Letters www.theguardian.com
Your report on the state of the NHS (One in four Britons ‘not confident NHS can care for them’, survey reveals, 26 December) was summed up by the quote from Wes Streeting, the shadow health secretary: “With record waiting lists, 100,000 NHS staff shortages and 112,000 vacancies in social care in 2019, the Tories left our health service criminally ill-equipped for Covid.”

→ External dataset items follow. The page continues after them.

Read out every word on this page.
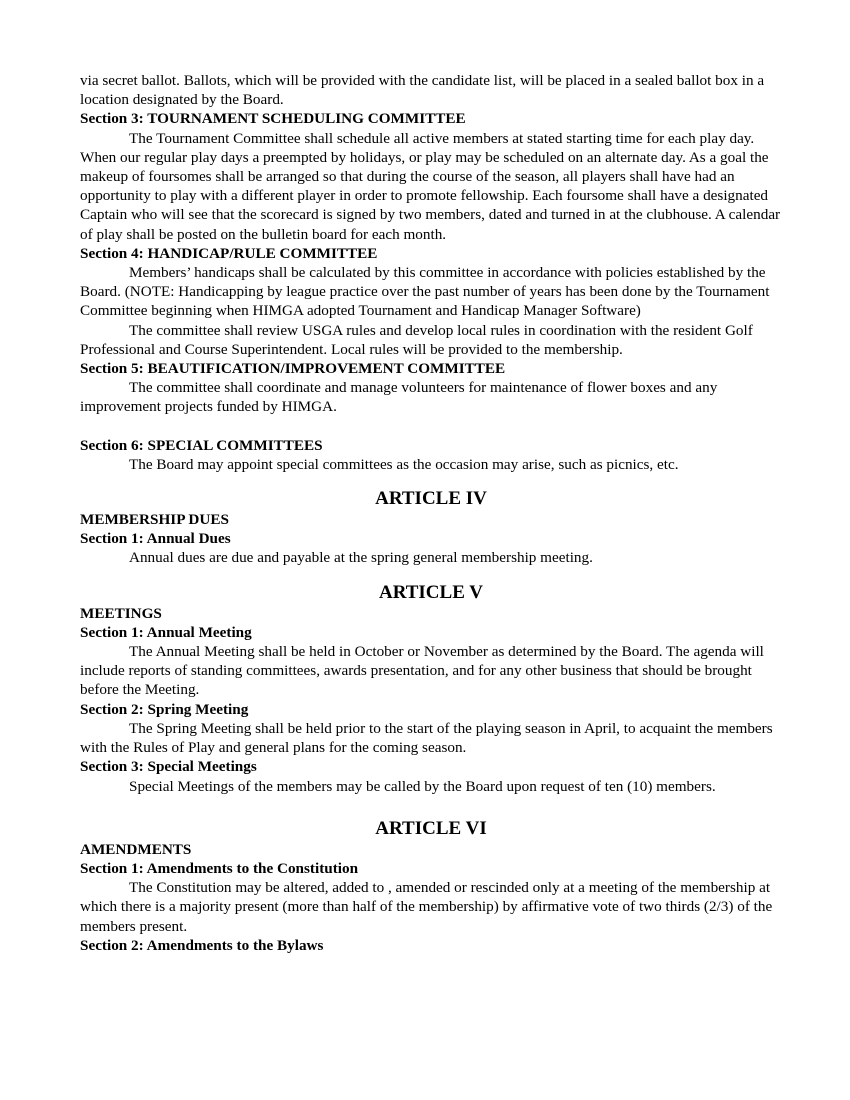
via secret ballot. Ballots, which will be provided with the candidate list, will be placed in a sealed ballot box in a location designated by the Board.

Section 3: TOURNAMENT SCHEDULING COMMITTEE

The Tournament Committee shall schedule all active members at stated starting time for each play day. When our regular play days a preempted by holidays, or play may be scheduled on an alternate day. As a goal the makeup of foursomes shall be arranged so that during the course of the season, all players shall have had an opportunity to play with a different player in order to promote fellowship. Each foursome shall have a designated Captain who will see that the scorecard is signed by two members, dated and turned in at the clubhouse. A calendar of play shall be posted on the bulletin board for each month.

Section 4: HANDICAP/RULE COMMITTEE

Members’ handicaps shall be calculated by this committee in accordance with policies established by the Board. (NOTE: Handicapping by league practice over the past number of years has been done by the Tournament Committee beginning when HIMGA adopted Tournament and Handicap Manager Software)

The committee shall review USGA rules and develop local rules in coordination with the resident Golf Professional and Course Superintendent. Local rules will be provided to the membership.

Section 5: BEAUTIFICATION/IMPROVEMENT COMMITTEE

The committee shall coordinate and manage volunteers for maintenance of flower boxes and any improvement projects funded by HIMGA.

Section 6: SPECIAL COMMITTEES

The Board may appoint special committees as the occasion may arise, such as picnics, etc.

ARTICLE IV

MEMBERSHIP DUES

Section 1: Annual Dues

Annual dues are due and payable at the spring general membership meeting.

ARTICLE V

MEETINGS

Section 1: Annual Meeting

The Annual Meeting shall be held in October or November as determined by the Board. The agenda will include reports of standing committees, awards presentation, and for any other business that should be brought before the Meeting.

Section 2: Spring Meeting

The Spring Meeting shall be held prior to the start of the playing season in April, to acquaint the members with the Rules of Play and general plans for the coming season.

Section 3: Special Meetings

Special Meetings of the members may be called by the Board upon request of ten (10) members.

ARTICLE VI

AMENDMENTS

Section 1: Amendments to the Constitution

The Constitution may be altered, added to , amended or rescinded only at a meeting of the membership at which there is a majority present (more than half of the membership) by affirmative vote of two thirds (2/3) of the members present.

Section 2: Amendments to the Bylaws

My husband, in the final stages of dementia and awaiting a place in care, is in a holding ward. Insufficient nurses try to cope, but mouth hygiene is neglected. And no shower or hair wash for more than a month. He deserves better. Hardly God’s waiting room, more like death row. Aneurin Bevan will be turning in his grave.
Hilda Reynolds
Bristol
You report that one in four of us is not sure that the NHS can care for them. I wonder if this stage in public sentiment was envisaged or even engineered as part of a transition to a system of private healthcare. For almost two years we have been bludgeoned with the command to protect the NHS. But protecting the NHS is not primarily our responsibility – it’s the government’s. There’s nothing inevitable about the NHS having to struggle along on inadequate resources while its staff compensate for the deficit with heroic amounts of goodwill.
Susan Tomes
Edinburgh
In the past four months, three friends of mine, all ardent believers in the NHS, have swallowed their principles and paid for private operations to avoid a wait of up to two years for surgery that would restore their quality of life. They have no doubts about the quality of care provided by the NHS, but its underresourcing means that long waits for non-urgent interventions have become painfully inevitable.
With a heavy heart, I fear that I would do the same in their position. This is what 11 years of underfunding has come to. And yes, I do believe that this is a Conservative strategy towards private healthcare, in which, because we can afford to do so, we find ourselves colluding.